COVID-19, equity, police decisions lie ahead for school boards
Tampa Bay Times | Jeffrey S. Solochek | June 15, 2020
The major issues are piling up for school district leaders to consider as they move into the 2020-21 academic year. What will classes look like upon reopening from COVID-19 campus closures? How will the subject of racial justice and equity be handled? Will the role of campus police change? And so much more. In August, many of the people making such decisions could change as elections take place. Welcome to summer, where things are certainly heating up. Read on for that and more Florida education news.
The slates of candidates for the Aug. 18 primary came into focus at noon Friday. Around Tampa Bay, 19 candidates filed to seek four Hillsborough County School Board seats. The District 7 race in Pinellas County drew a diverse field hoping to represent the district’s largest minority population. The battle to lead Pasco County’s schools as elected superintendent took an unexpected turn.
In other parts of the state, a majority of seats on the Miami-Dade School Board is up for grabs, the Miami Herald reports. Nine races throughout central Florida are contested, the Orlando Sentinel reports. Two political newcomers take on controversial Sarasota County board member Eric Robinson, the Herald-Tribune reports. Those are just some of the many campaigns to watch.

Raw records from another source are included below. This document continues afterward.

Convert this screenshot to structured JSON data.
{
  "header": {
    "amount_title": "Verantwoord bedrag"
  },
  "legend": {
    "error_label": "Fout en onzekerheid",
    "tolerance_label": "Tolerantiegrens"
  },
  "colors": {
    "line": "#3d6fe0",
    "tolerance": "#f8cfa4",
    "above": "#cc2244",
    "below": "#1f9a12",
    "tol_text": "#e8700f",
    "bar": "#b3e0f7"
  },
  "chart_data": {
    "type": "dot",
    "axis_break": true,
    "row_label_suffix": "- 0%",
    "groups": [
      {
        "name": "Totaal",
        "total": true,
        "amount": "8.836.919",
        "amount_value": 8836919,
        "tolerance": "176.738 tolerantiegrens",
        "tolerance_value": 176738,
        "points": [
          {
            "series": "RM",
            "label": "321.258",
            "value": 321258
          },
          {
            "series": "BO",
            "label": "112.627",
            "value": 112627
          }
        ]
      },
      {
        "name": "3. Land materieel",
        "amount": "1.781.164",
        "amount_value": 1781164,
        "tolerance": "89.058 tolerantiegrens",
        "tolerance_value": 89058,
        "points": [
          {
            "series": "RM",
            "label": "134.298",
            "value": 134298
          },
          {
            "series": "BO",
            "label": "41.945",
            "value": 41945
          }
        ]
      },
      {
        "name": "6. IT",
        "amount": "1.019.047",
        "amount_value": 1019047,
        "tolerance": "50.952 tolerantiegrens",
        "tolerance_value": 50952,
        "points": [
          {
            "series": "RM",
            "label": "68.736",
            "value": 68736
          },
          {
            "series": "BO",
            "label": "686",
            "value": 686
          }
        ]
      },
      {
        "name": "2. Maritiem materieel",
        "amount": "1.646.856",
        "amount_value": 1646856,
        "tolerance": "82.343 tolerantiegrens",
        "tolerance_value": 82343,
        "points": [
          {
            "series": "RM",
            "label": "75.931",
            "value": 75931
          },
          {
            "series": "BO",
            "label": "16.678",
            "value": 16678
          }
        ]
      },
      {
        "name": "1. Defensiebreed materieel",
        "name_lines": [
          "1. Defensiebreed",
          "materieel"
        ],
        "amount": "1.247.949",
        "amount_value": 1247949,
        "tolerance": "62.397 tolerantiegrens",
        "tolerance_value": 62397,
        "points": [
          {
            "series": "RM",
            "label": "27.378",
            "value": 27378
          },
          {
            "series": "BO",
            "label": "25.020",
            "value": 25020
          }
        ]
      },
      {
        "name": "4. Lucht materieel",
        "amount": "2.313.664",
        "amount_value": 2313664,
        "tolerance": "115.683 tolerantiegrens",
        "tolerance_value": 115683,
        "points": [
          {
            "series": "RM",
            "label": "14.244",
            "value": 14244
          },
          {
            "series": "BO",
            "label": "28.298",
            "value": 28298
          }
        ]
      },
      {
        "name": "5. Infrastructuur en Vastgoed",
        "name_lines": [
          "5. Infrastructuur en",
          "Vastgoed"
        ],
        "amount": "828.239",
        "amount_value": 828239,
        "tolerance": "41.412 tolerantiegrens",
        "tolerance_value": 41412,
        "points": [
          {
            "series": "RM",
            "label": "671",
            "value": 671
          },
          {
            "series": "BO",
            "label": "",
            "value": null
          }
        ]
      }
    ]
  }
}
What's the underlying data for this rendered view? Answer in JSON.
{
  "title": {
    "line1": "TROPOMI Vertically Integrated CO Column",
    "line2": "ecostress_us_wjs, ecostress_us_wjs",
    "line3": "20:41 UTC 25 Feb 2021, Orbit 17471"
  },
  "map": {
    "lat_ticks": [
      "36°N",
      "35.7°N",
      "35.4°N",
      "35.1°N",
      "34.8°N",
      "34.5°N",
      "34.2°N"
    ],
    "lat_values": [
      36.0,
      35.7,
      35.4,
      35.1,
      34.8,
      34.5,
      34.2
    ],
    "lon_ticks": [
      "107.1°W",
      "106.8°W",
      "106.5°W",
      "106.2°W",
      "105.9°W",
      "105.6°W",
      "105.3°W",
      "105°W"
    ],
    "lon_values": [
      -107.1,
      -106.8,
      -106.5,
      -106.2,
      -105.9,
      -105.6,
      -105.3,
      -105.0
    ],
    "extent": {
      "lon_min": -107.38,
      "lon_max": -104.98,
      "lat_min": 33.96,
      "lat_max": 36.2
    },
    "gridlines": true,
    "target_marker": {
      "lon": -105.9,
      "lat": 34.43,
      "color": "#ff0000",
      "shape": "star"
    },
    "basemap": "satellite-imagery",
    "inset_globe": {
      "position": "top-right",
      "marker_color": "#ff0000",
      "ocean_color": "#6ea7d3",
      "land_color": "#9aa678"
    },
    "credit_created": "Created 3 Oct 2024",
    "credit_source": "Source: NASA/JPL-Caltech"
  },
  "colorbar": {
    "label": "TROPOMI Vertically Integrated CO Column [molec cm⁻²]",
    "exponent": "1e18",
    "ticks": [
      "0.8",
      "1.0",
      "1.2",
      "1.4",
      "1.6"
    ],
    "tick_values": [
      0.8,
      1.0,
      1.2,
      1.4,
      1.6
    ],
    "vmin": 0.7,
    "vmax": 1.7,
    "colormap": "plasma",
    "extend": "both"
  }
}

The winners will face some critical issues upon taking office. Let’s consider a few of them.
There’s a lively debate about whether armed law enforcement belong in schools. Systems around the nation have begun removing resource officers from campuses, USA Today reports. They want the money to go to other services. • Some incidents in Florida have given proponents of this move some fuel, the NY Times reports. But the Sunshine State requires armed security in its schools after the 2018 Marjory Stoneman Douglas High shooting rampage that left 17 dead. • That’s not stopping the conversation, though. The Gainesville City Commission, for example, has begun talking about ending its support for officers in schools, WCJB reports. “I don’t think it helps us accomplish what we’re trying to accomplish,” Mayor Lauren Poe said.
The subject of policing ties into the whole matter of whether schools treat people of color in fair and equitable ways. That’s been a key question for communities to ponder as they protest in the streets across Florida and the nation after the death of George Floyd in Minnesota. And black students increasingly are speaking out about their experiences, which many teens told TC Palm were not easy. • Younger children also have joined the group demanding justice, with plans to pressure their schools for change, the Gainesville Sun reports.
If that’s not enough, there’s always the issue of COVID-19. District leaders still must work out the details of how to provide classes in the fall, the Citrus County Chronicle reports. • A growing number of families are turning to online school, as worries about the safety of being on campus continue, the Daytona Beach News-Journal reports. • State Sen. Audrey Gibson frets that schools could become more segregated as families look at other options, WFSU reports. • And don’t forget the money woes, as revenue declines. Sometimes that makes for hard choices. Just ask the Palm Beach County School Board, which is cutting supplies at the same time it gives its lawyer a six-figure severance, the Palm Beach Post reports. Or the Nassau County school district, which has called off a tax referendum intended to boost teacher pay and campus safety, the Fernandina Beach News-Leader reports.
And of course there’s the more routine items that never fail to emerge. Such as the Santa Rosa County board’s legal battle over its new impact fees, as the Pensacola News-Journal reports. • The Palm Beach County board is feuding with its superintendent over his reorganization plan, the Palm Beach Post reports. • Don’t forget education, too. Florida is among several states trying to change its civics lessons amid everything else going on, Education Dive reports.
So there you have it. The coming months and year promise some contentious moments in the world of school boards. And yet the candidates keep on coming. Remember to vote on Aug. 18, and again Nov. 3 (if necessary), to have your say on who’s sitting at the table.
Now for some other education news.
The University of Florida revoked its acceptance of a student over social media comments. Some experts question whether the student’s free speech rights were violated, the Orlando Sentinel reports.
Speaking of getting into college … A growing number of schools is deciding not to require SAT or ACT test scores for admission. But the results are still being used, such as for Florida’s Bright Futures scholarship, so getting away from the exams isn’t so easy, NPR reports.
Universities are preparing for a return to campus, too. The plans were due from Florida’s schools on Friday. Here’s what they said.
Before you go … As Florida officials press toward a “full capacity” reopening in August, several have made much about attacking the “achievement gap” they expect to have grown among subgroups during spring distance learning and the ensuing summer months. USC researcher David Quinn suggests in a new paper that use of the term “achievement gap” worsens the racial bias against black students because it sets white student achievement as the norm and then exacerbates stereotypes. Education Week has an interesting story on the topic, as well. It makes for some very timely reading as we look into the next steps for Florida schools.